Entonces, con ministerios listos para la movilización y la propaganda, con la creación de una junta para la reconstrucción de Manabí, que excluye a la sociedad civil y que está liderada por el presidenciable Jorge Glas, el elegido para suceder a Correa es él. Glas es el hombre. ¡Qué empiece el espectáculo!

Lo siguiente será aplastar a las instituciones y empresas particulares que participaron en la recepción, transporte y distribución de donativos, voluntarios y socorristas. Por eso estos organismos formales e informales no participan de ninguna manera, con pleno derecho, voz y voto, en la composición de este órgano estatal.

¿En dónde están las juntas cívicas de las provincias y cantones afectados? ¿En dónde están los colegios de profesionales técnicos y médicos, los sindicatos, las cámaras de industriales y de empresarios pequeños y grandes, los medios de comunicación, las asociaciones estudiantiles, las instituciones benéficas? ¿En dónde están las organizaciones humanitarias de todo el país que enfrentaron el desafío de llevar por su cuenta y riesgo, aliento, donativos y organización al caos que se creó después de la tragedia en ausencia del Estado?

Tomar en cuenta a los organismos de la sociedad civil sería reconocer que hicieron un buen trabajo. Sería aceptarlos como iguales al partido gobiernista. Sería dar la razón a su propuesta de constituir un fideicomiso público y aceptar “sus recetas [que] han quebrado y saqueado al país”, según el presidente Correa. Ya lo dijo en su sabatina: “Sería absurdo crear un fideicomiso en el sector público porque es privatizar lo público”. ¿Y los fideicomisos administrados por el gobierno a través del Banco Central, señor presidente? 

Antes de la tragedia del 16 de abril, el presidente Rafael Correa ya fue a quejarse en el Vaticano sobre la sociedad civil. Propuso tener cuidado con la gente, insinuando que el Estado es la única voz válida en su representación. El Estado no puede ser sustituido por una sociedad civil sin responsabilidad política, dijo.
Las sociedades no se organizan solo en las instituciones estatales, señor presidente. Sociedad, partidos, gobiernos y Estado son cuatro categorías distintas de la política que el correísmo confunde. Por eso ustedes desconocen cualquiera de las otras formas de organización social por fuera del Estado.

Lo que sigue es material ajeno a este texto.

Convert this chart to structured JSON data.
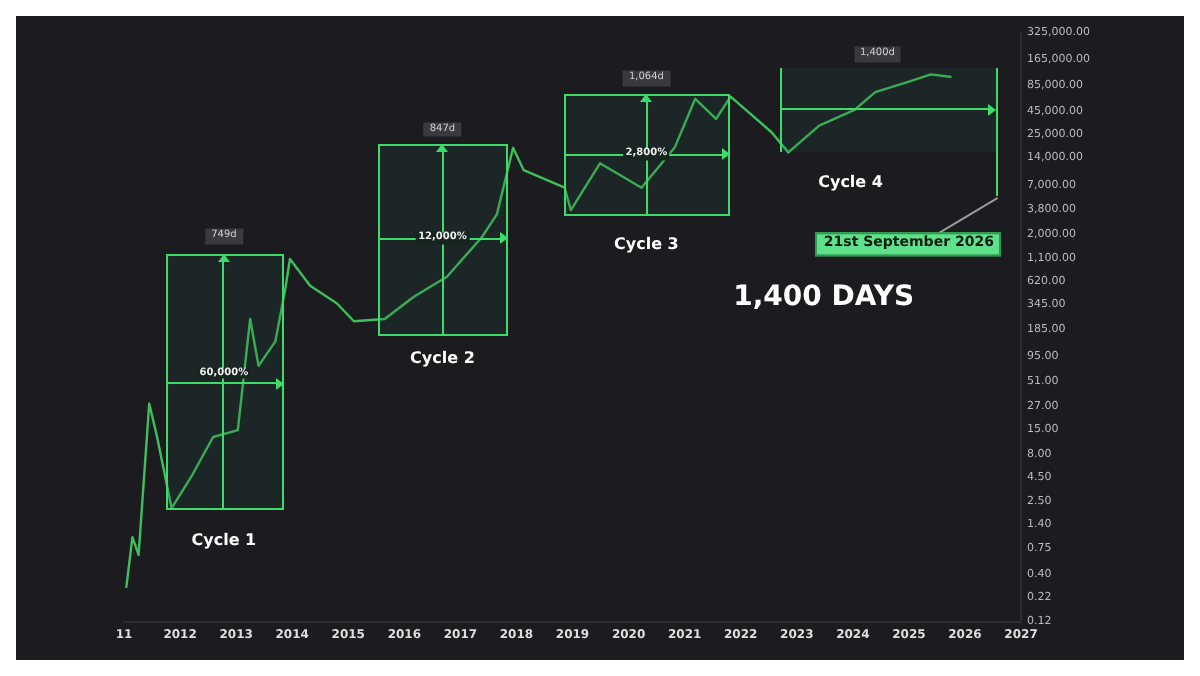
{
  "chart_data": {
    "type": "line",
    "log": "y",
    "grid": false,
    "xlim": [
      2011,
      2027
    ],
    "ylim": [
      0.12,
      325000
    ],
    "xticks": [
      {
        "value": 2011,
        "label": "11"
      },
      2012,
      2013,
      2014,
      2015,
      2016,
      2017,
      2018,
      2019,
      2020,
      2021,
      2022,
      2023,
      2024,
      2025,
      2026,
      2027
    ],
    "yticks": [
      {
        "value": 0.12,
        "label": "0.12"
      },
      {
        "value": 0.22,
        "label": "0.22"
      },
      {
        "value": 0.4,
        "label": "0.40"
      },
      {
        "value": 0.75,
        "label": "0.75"
      },
      {
        "value": 1.4,
        "label": "1.40"
      },
      {
        "value": 2.5,
        "label": "2.50"
      },
      {
        "value": 4.5,
        "label": "4.50"
      },
      {
        "value": 8,
        "label": "8.00"
      },
      {
        "value": 15,
        "label": "15.00"
      },
      {
        "value": 27,
        "label": "27.00"
      },
      {
        "value": 51,
        "label": "51.00"
      },
      {
        "value": 95,
        "label": "95.00"
      },
      {
        "value": 185,
        "label": "185.00"
      },
      {
        "value": 345,
        "label": "345.00"
      },
      {
        "value": 620,
        "label": "620.00"
      },
      {
        "value": 1100,
        "label": "1,100.00"
      },
      {
        "value": 2000,
        "label": "2,000.00"
      },
      {
        "value": 3800,
        "label": "3,800.00"
      },
      {
        "value": 7000,
        "label": "7,000.00"
      },
      {
        "value": 14000,
        "label": "14,000.00"
      },
      {
        "value": 25000,
        "label": "25,000.00"
      },
      {
        "value": 45000,
        "label": "45,000.00"
      },
      {
        "value": 85000,
        "label": "85,000.00"
      },
      {
        "value": 165000,
        "label": "165,000.00"
      },
      {
        "value": 325000,
        "label": "325,000.00"
      }
    ],
    "series": [
      {
        "color": "#3fbf5a",
        "x": [
          2011.04,
          2011.15,
          2011.26,
          2011.45,
          2011.59,
          2011.85,
          2012.22,
          2012.59,
          2013.03,
          2013.25,
          2013.4,
          2013.7,
          2013.88,
          2013.96,
          2014.32,
          2014.8,
          2015.1,
          2015.65,
          2016.17,
          2016.76,
          2017.39,
          2017.65,
          2017.94,
          2018.13,
          2018.86,
          2018.97,
          2019.49,
          2020.23,
          2020.82,
          2021.19,
          2021.56,
          2021.82,
          2022.55,
          2022.85,
          2023.4,
          2024.03,
          2024.4,
          2025.03,
          2025.39,
          2025.76
        ],
        "values": [
          0.28,
          1.0,
          0.64,
          28.7,
          12.4,
          2.07,
          4.8,
          12.4,
          14.7,
          240,
          74,
          137,
          525,
          1085,
          555,
          355,
          227,
          240,
          420,
          693,
          1900,
          3320,
          17700,
          10100,
          6500,
          3700,
          12000,
          6500,
          17700,
          60700,
          36600,
          64100,
          26200,
          15800,
          31000,
          45900,
          71800,
          94800,
          112000,
          105000
        ]
      }
    ],
    "annotations": [
      "749d",
      "60,000%",
      "Cycle 1",
      "847d",
      "12,000%",
      "Cycle 2",
      "1,064d",
      "2,800%",
      "Cycle 3",
      "1,400d",
      "Cycle 4",
      "21st September 2026",
      "1,400 DAYS"
    ]
  }
}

El desafío hoy consiste en reconstruir las zonas afectadas, generar empleo, reactivar la economía y elevar el ánimo de los damnificados. Pero la especialidad del correísmo es precisamente la propaganda que es la acción de propagar. Por eso se rehúsan a recortar el estado y el gasto, porque necesitan a todo funcionario y recurso para propagar sus argumentos y su campaña electoral. No es una casualidad que Vinicio Alvarado conforme el comité de Manabí. Glas y Alvarado son cruciales en esta decisión.

Moreno es el mejor candidato pero vendió mal su decisión de prestar su imagen. La tragedia lo ladeó. El truco es convertir a Glas en un buen candidato y ese es un ejercicio de campaña política.
El sufrimiento de todo un pueblo es su oportunidad electoral. La verdad debería avergonzarlos.